An HR Review article from all the way back in 2013 said this:
“…professionals now typically spend at least 10 hours a week – or 65 days a year – on activities outside of their main remit.
“… specialist skills are often being diluted within just two years of them entering a new job. As a result, over half (51%) of the professional workers surveyed now consider themselves to be generalists, despite being employed on the strength of their specialist skills.”
A single professional in a marketing role might be asked to manage paid media, analyse data, write copy, understand SEO, oversee creative, and report on performance all within the same week.
I’d suggest that this is more common in-house rather than in-agency but I couldn’t find evidence.

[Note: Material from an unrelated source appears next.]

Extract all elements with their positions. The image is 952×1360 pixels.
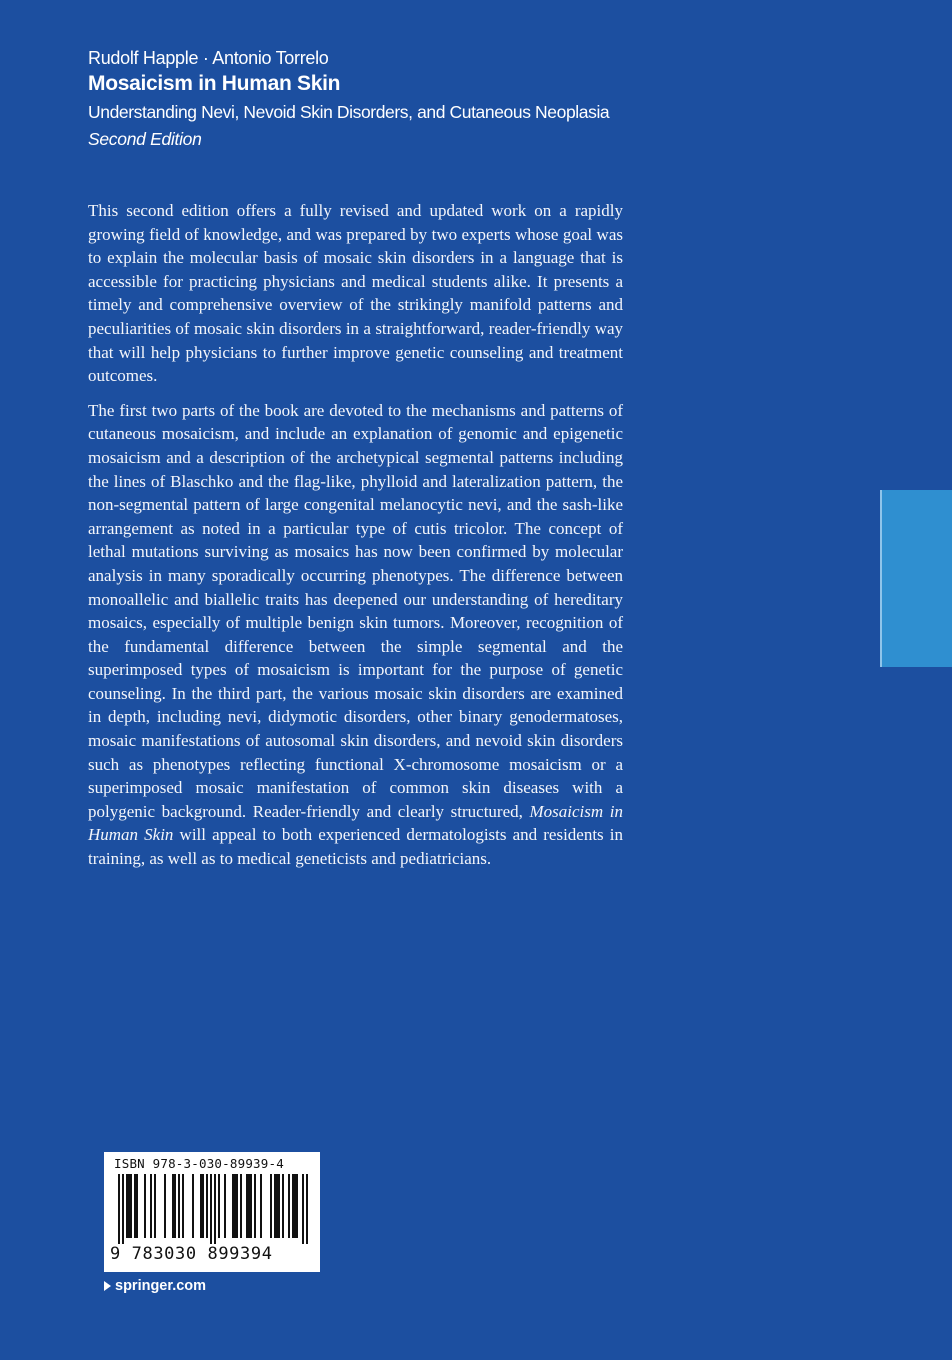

My point is that it is unsurprising that foundational knowledge suffers when time is fragmented across so many competing demands.
Tools, tools, tools… all the way down
Every single tool available to a marketer promises simplicity.
“Accessible,” essentially masks the complexity beneath a highly polished interface.
I guess that more tools means that more people can get involved in different areas of marketing… but has it also reduced the need to understand underlying principles of the profession?
When a dashboard tells you what is “working” or suggests where to spend budget, the incentive to question or deeply understand those recommendations diminishes somewhat.
Execution is the order of the day, rather than understanding.
Is being a marketing generalist a bad thing?
I don’t want to be simplistic and frame this evolution purely as a decline – despite the scary idea that only 35% of marketers know the fundamentals.
There are clear benefits to the current landscape – not least of which is my position.
I am an account manager who probably would be considered a generalist – I started as a copywriter and I’ve dipped my toe in my fair share of marketing techniques.
Marketing is more inclusive than it has ever been and there’s a wider range of voices and perspectives contributing to the field.
Innovation happens faster, and experimentation is easier.
The challenge is not access or opportunity but rather that these are balanced with a strong foundational knowledge.
I’m not suggesting that everyone should be memorising textbooks or rigidly following outdated frameworks.
But the core principles matter.
How people make decisions, how brands are built over time, how data should be interpreted, how different channels interact, how a funnel works, why audience segmentation works, where to push and where to pull back.
These fundamentals don’t change as quickly as the platforms we use, and they provide a stable base from which to adapt.
If only 35% of marketers have this grounding, the risk is a systemic weakening.
Perhaps the more important question, then, is not whether the industry is “equipped to make smart decisions at speed,” but whether it has become too comfortable making fast decisions without fully understanding them.
Speed and knowledge are not mutually exclusive, but achieving both requires deliberate effort.
Ultimately, the Ipsos figure should be less of a condemnation and more of a wake-up call.
Let’s find the balance between speed, accessibility and expertise.